This morning I had to head over to Costco in Richmond to pick up the semi-annual packs of toilet paper and paper towels, and figured I’d take advantage of being further afield from my typical haunts and explore a local trail.
My first inclination was to head over to Pt. Richmond and hike along the ridge. However, as soon as I stepped out of my car in the Costco parking lot I was slammed with the chill of a cold SF Bay breeze. I looked up to see a large puffy fog bank ominously nestled along the water’s edge; Pt. Richmond would have to wait, I wanted warmth.
I turned my sights to the hills. I searched for “hiking” in Apple Maps and up popped “Ye Olde School Trail” in Kensington, just north of Berkeley on the southern edge of Tilden Nature Area. I glanced at a few of the photos that had been posted and it looked beautiful. Without hesitation, I followed the route up to the trail.
Getting to Ye Olde School Trail
I accessed the trail head by heading north on San Pablo Ave. and turning right on Moeser Lane in El Cerrito.
Follow Moeser all the way up to Arlington and take a right. Then take a left on Westminster, right on Kenyon, right on Purdue and left on Beloit Ave. Continue following Beloit – it turns into Los Altos Drive and then runs into Grizzly Peak Blvd. You’ll see the trail head on your right. I took a quick right, then left on Kenyon and parked a few houses down on the right.
The entry to the trail head was covered in loads of fresh mulch and looked to be in the middle of a rehab project, but no one was around.
I headed off down the path, the smell of eucalyptus and fresh mulch circled in the air. Ahhhh, so quickly I was removed from the grimy city streets’ sights and smells.
The trail runs behind the houses on Purdue, which sits up on a ridge to the left. Several of the properties have staircases carved into the hillside so the trail could be easily accessed. At the base of one of the staircases was a cluster of pretty white and yellow daisies, cheerfully greeting those who walked by.
On the other side of the trail were views of rolling hills covered in old growth oak and eucalyptus. Blackberries and other shrubs lined the edge of the trail. The blackberries had been picked clean and it looked like there wouldn’t be any ripe fruit for several more weeks.
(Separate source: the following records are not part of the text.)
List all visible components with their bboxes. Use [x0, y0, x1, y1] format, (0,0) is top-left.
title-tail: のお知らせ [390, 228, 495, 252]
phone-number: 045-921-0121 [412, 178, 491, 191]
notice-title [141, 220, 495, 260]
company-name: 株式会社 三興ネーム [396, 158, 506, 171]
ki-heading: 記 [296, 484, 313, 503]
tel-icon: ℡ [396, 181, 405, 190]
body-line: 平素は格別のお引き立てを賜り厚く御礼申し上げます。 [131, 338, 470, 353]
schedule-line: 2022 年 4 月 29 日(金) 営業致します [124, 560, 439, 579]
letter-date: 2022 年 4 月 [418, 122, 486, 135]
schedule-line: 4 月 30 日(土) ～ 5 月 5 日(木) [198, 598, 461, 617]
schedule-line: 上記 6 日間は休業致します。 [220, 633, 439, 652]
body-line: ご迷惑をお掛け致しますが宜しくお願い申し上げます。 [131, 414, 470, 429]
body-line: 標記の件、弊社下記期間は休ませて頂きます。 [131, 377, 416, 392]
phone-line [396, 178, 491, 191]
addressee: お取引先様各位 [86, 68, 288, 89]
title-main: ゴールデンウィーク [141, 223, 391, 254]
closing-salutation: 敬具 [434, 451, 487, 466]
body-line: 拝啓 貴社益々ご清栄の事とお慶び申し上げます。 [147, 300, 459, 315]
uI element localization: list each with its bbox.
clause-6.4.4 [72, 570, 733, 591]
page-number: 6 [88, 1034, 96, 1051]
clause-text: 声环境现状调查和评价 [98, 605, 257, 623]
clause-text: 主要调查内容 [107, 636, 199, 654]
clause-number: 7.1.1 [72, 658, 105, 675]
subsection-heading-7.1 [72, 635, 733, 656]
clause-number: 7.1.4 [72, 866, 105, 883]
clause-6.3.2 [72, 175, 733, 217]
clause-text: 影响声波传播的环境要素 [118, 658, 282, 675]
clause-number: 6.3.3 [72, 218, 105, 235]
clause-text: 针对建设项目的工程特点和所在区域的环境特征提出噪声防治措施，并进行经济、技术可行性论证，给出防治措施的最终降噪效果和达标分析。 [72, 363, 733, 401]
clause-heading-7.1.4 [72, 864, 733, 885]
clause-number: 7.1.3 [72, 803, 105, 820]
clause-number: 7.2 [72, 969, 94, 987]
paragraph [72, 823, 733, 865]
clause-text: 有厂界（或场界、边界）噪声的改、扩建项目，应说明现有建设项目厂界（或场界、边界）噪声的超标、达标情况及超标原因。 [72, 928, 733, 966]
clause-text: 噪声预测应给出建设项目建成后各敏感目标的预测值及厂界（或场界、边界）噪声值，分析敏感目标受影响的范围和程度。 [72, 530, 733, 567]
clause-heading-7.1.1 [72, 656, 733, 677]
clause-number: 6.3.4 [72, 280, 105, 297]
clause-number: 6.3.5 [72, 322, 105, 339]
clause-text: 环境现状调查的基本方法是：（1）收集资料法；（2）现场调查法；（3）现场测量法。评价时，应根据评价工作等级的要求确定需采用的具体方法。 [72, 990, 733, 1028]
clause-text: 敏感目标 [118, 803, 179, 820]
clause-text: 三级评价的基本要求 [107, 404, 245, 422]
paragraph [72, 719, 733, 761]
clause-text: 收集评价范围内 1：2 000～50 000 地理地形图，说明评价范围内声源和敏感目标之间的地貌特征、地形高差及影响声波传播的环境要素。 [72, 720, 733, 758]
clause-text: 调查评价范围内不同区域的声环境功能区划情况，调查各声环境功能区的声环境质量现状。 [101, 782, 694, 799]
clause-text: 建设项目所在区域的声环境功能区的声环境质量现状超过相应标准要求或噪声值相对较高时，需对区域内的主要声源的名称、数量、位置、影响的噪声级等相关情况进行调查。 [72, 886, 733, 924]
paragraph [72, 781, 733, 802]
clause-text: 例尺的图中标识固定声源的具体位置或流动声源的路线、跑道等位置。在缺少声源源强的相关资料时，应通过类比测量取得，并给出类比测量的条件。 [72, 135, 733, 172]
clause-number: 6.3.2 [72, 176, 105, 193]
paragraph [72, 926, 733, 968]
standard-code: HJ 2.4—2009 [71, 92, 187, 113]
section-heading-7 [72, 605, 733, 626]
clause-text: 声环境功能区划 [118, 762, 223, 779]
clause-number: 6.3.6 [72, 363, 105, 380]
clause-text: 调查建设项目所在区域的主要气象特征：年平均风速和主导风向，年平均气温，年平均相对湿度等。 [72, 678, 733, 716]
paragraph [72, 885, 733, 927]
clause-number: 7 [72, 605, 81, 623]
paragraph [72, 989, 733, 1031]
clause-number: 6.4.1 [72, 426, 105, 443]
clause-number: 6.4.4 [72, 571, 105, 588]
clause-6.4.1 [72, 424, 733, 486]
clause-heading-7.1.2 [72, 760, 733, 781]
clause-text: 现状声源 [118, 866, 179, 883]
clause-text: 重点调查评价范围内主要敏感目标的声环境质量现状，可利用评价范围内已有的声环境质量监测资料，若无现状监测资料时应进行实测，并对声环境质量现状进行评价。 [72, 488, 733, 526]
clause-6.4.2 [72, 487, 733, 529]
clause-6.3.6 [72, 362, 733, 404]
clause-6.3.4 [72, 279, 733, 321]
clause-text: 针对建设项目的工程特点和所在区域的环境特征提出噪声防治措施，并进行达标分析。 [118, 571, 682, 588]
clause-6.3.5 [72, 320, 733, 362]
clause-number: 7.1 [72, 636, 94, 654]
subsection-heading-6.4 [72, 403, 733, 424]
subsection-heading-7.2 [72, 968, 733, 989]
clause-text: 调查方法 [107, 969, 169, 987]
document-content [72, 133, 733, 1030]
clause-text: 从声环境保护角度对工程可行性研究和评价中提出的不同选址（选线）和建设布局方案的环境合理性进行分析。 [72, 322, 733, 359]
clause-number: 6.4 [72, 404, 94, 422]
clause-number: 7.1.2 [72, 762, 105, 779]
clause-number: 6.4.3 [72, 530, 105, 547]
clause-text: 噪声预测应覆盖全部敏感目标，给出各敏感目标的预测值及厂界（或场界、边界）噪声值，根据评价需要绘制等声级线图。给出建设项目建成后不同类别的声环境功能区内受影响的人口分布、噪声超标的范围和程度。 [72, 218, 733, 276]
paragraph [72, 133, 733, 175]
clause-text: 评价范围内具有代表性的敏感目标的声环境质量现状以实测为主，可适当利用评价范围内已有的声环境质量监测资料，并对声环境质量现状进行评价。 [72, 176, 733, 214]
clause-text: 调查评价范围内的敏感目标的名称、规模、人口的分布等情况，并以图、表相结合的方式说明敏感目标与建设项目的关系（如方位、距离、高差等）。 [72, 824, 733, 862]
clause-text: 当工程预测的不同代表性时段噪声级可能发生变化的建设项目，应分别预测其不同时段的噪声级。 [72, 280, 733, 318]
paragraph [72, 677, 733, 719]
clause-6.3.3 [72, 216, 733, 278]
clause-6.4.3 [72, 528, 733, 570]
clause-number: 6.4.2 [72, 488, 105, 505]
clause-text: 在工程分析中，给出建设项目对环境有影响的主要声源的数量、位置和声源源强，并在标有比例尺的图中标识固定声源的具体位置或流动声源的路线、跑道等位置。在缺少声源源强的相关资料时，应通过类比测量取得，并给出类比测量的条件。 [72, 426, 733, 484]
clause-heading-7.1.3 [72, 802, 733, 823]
The trail splits and dog legs to the right, running a little further down the hill before ending. At the crux of the split are two large eucalyptus tree stumps. I climbed atop the largest one and sat cross legged, taking in the sweeping views in front of me. I watched a scrub jay dance around near one of the bushes. I could hear sounds of children down the way on my right; the noises of school recess in action. Power poles dotted the hillside to the left, the only man made things in my line of sight.
The Perfect Spot
I stretched out my legs sat there for about 15 minutes, just listening and thinking. I could hear a few dog walkers and a cyclist pass behind me, but for the most part it was quiet.
I jumped down from my perch and continued. A canopy of trees on both sides quickly developed, providing a tunnel of shade. The trail continued on, winding along the ridge and getting slightly narrower. Soon I was in back of the Kensington Elementary School – I had hit the end of the trail.
Ye Olde School Trail trail makes for a lovely short out-and-back hike. Great for dogs and mountain bikes, too. Fun for a quick afternoon walk or supplement with some of the other trails in the area for a full day of exploration.